A place Where Jesus Can Reside

This time of the year the Christmas story is a big part of things. You know the one, the on where Jesus was born in a stable and laid in a manger. As we reflect on this story here are a few things to think about.

When Mary and Joseph went to Bethlehem is was full of people going about their required duties. There were so many people there was no place left for Jesus to come into this world except an animal shelter. He was given the leftovers. Too many times this is what we give Jesus… We give Him our leftover time and attention. We don’t give Him anything but some space out with the animals.

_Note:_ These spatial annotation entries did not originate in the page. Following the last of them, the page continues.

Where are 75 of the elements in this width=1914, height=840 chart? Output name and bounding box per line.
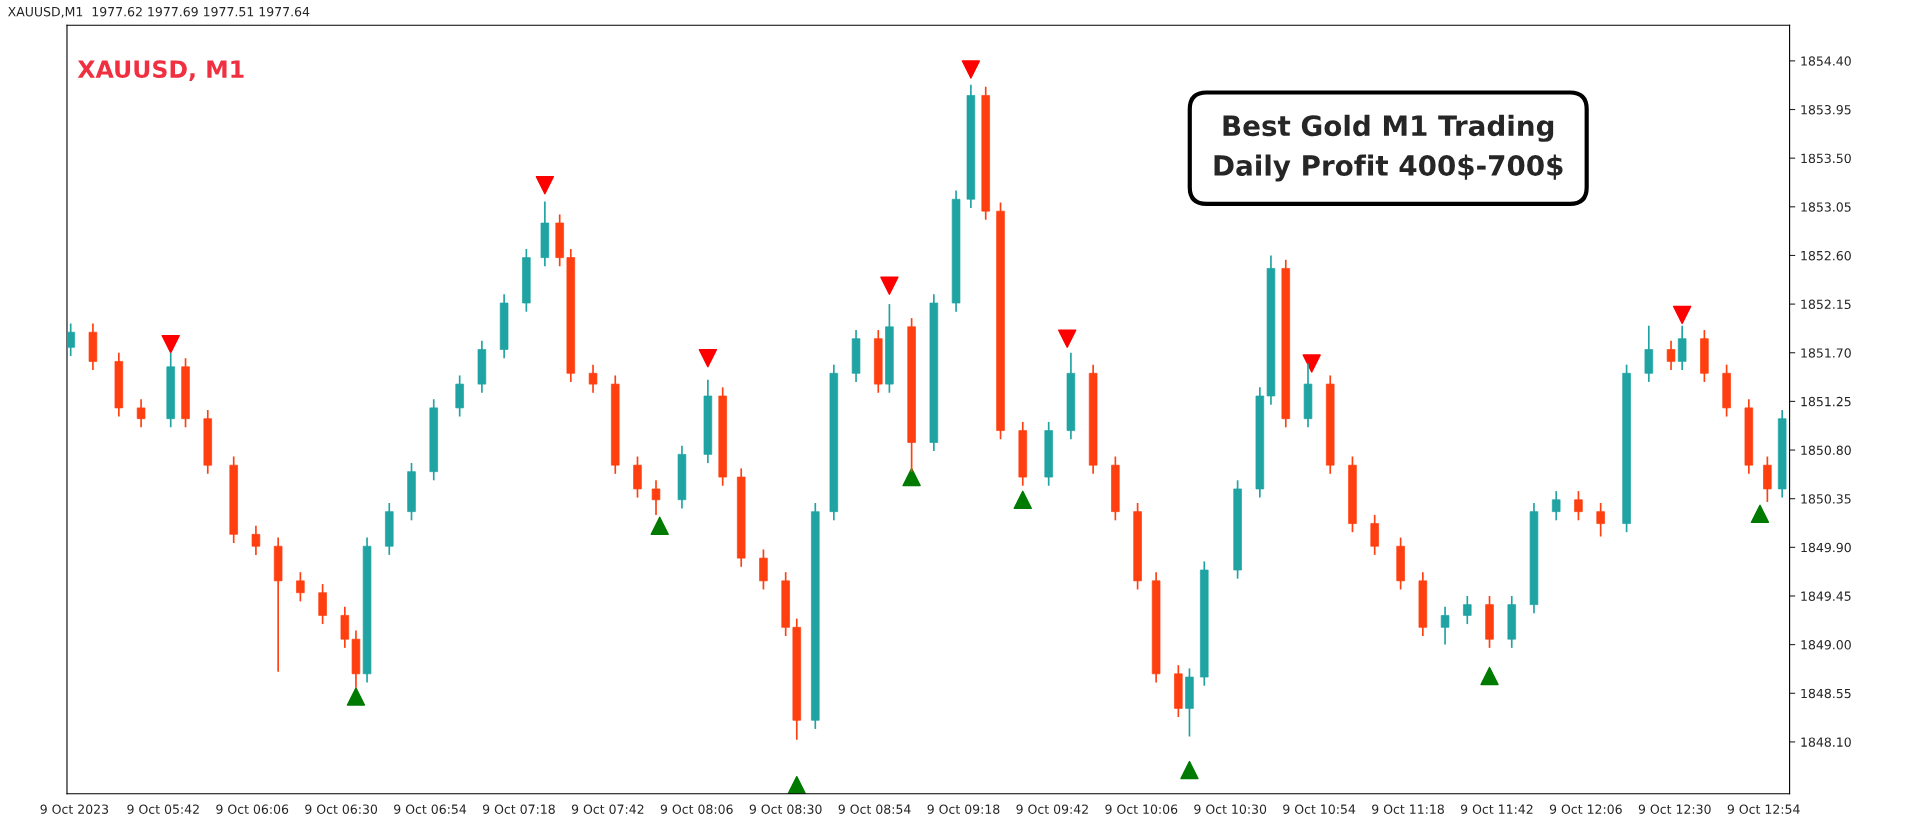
candlestick [1677,324,1687,371]
point [1302,354,1321,373]
x-tick-label: 9 Oct 09:18 [927,804,1000,814]
y-tick-label: 1853.50 [1801,153,1851,164]
x-tick-label: 9 Oct 11:18 [1372,804,1444,814]
point [698,348,718,368]
candlestick [1574,490,1583,522]
x-tick-label: 9 Oct 06:06 [216,804,289,814]
y-tick-label: 1848.55 [1801,688,1851,699]
point [1750,504,1770,524]
x-tick-label: 9 Oct 08:30 [749,804,822,814]
x-tick-label: 9 Oct 08:54 [838,804,911,814]
annotation: Best Gold M1 Trading [1223,114,1554,142]
y-tick-label: 1854.40 [1801,56,1851,66]
x-tick-label: 9 Oct 10:54 [1283,804,1356,814]
y-tick-label: 1851.70 [1801,348,1851,358]
point [1058,329,1077,348]
point [346,687,366,706]
candlestick [251,524,261,556]
candlestick [340,605,350,649]
y-tick-label: 1850.35 [1801,494,1851,504]
x-tick-label: 9 Oct 2023 [40,804,109,814]
point [1180,760,1199,780]
point [1672,305,1692,325]
y-tick-label: 1849.90 [1801,542,1851,553]
point [650,516,669,535]
x-tick-label: 9 Oct 08:06 [660,804,733,814]
candlestick [633,455,642,499]
candlestick [136,398,146,429]
x-tick-label: 9 Oct 12:30 [1638,804,1711,814]
x-tick-label: 9 Oct 09:42 [1016,804,1088,814]
y-tick-label: 1850.80 [1801,445,1851,455]
point [880,276,899,295]
point [1480,666,1499,686]
x-tick-label: 9 Oct 10:30 [1194,804,1267,814]
x-tick-label: 9 Oct 12:54 [1727,804,1800,814]
candlestick [1644,324,1654,383]
y-tick-label: 1852.15 [1801,299,1851,310]
candlestick [759,548,768,591]
point [961,60,981,79]
text: XAUUSD, M1 [77,60,244,82]
x-tick-label: 9 Oct 05:42 [127,804,199,814]
candlestick [66,322,75,357]
candlestick [455,374,464,418]
candlestick [1666,340,1676,371]
candlestick [651,479,661,516]
y-tick-label: 1852.60 [1801,250,1851,261]
candlestick [1440,605,1450,646]
candlestick [296,571,305,603]
y-tick-label: 1848.10 [1801,737,1851,747]
x-tick-label: 9 Oct 07:42 [571,804,644,814]
y-tick-label: 1849.00 [1801,640,1851,650]
candlestick [1370,514,1379,556]
candlestick [1763,455,1772,503]
point [1013,490,1032,509]
point [535,175,555,195]
candlestick [588,363,598,394]
point [161,334,180,354]
candlestick [318,583,327,625]
x-tick-label: 9 Oct 11:42 [1460,804,1533,814]
y-tick-label: 1851.25 [1801,396,1851,407]
x-tick-label: 9 Oct 07:18 [482,804,555,814]
point [902,467,921,487]
annotation: Daily Profit 400$-700$ [1214,154,1563,182]
y-tick-label: 1853.95 [1801,104,1851,115]
x-tick-label: 9 Oct 06:54 [394,804,467,814]
y-tick-label: 1853.05 [1801,202,1851,212]
x-tick-label: 9 Oct 06:30 [305,804,378,814]
candlestick [1596,502,1605,538]
y-tick-label: 1849.45 [1801,591,1851,601]
candlestick [1463,595,1472,625]
x-tick-label: 9 Oct 12:06 [1549,804,1622,814]
x-tick-label: 9 Oct 10:06 [1105,804,1178,814]
candlestick [1551,490,1561,522]
chart-subtitle: XAUUSD,M1 1977.62 1977.69 1977.51 1977.64 [8,6,310,18]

Give Jesus more than your leftovers.

A manger is a trough or box for feeding livestock. Yet this was the place where our Savior was first laid. This was the place where He began to change everything. It was the starting point.

Jesus doesn’t need a palace or a king size bed. He just needs a place to reside.

This story from “1001 Illustrations That Connect” edited by Craig Brian Larson and Phyllis Ten Elsolf about Rose Kennedy, mother of President John Kennedy, explains this well. (Make your heart a manger)

Rose Kennedy’s story:

“I was a spoiled young bride of a strong-willed man, a socialite who attended every function possible,” she began. “We were expecting a child and elated at the prospect. The day came when our child was born. She was a beautiful child.

“But it wasn’t long until we realized that there was something terribly wrong with her. We took her to the doctor, who confirmed our fears. She was [mentally handicapped], and nothing could be done.”

“Anger grew in my heart,” Rose said. “How could God do such a thing to this child — to me? I turned my back on God, my husband, my closest friends — and became a recluse.

“One evening, a major event was happening in the city. I wanted to go, but I was so filled with wrath that I thought I might create a scene. My husband feared it, too, so we decided to stay home. A lovely woman, who was one of our maids, gently said to me, ‘Please excuse me, Mrs. Kennedy, but I’ve been watching you the last few weeks. I love you very much, and I hate to see this destroy your life. Mrs. Kennedy, you’ll never be happy until you make your heart a manger where the Christ Child may be born.’

“I fired her on the spot! Yet later that night, my mind ruminated relentlessly, keeping me awake. I could not forget that lovely face, the sweetness of the maid, the joy in her spirit, and especially her words.

I have loved Christ my whole life, and tried to be a good Catholic, but now I knelt beside my bed and prayed, ‘Dear God, make my heart a manger where the Christ Child may be born.’ I felt a fresh, new, divine entry into my life, and there was born in me a love for [mentally handicapped] children.”

“Oh, by the way, I rehired the lovely maid,” Rose added. “She was with us until her death.”

Make your heart a manger where the Christ Child may be born.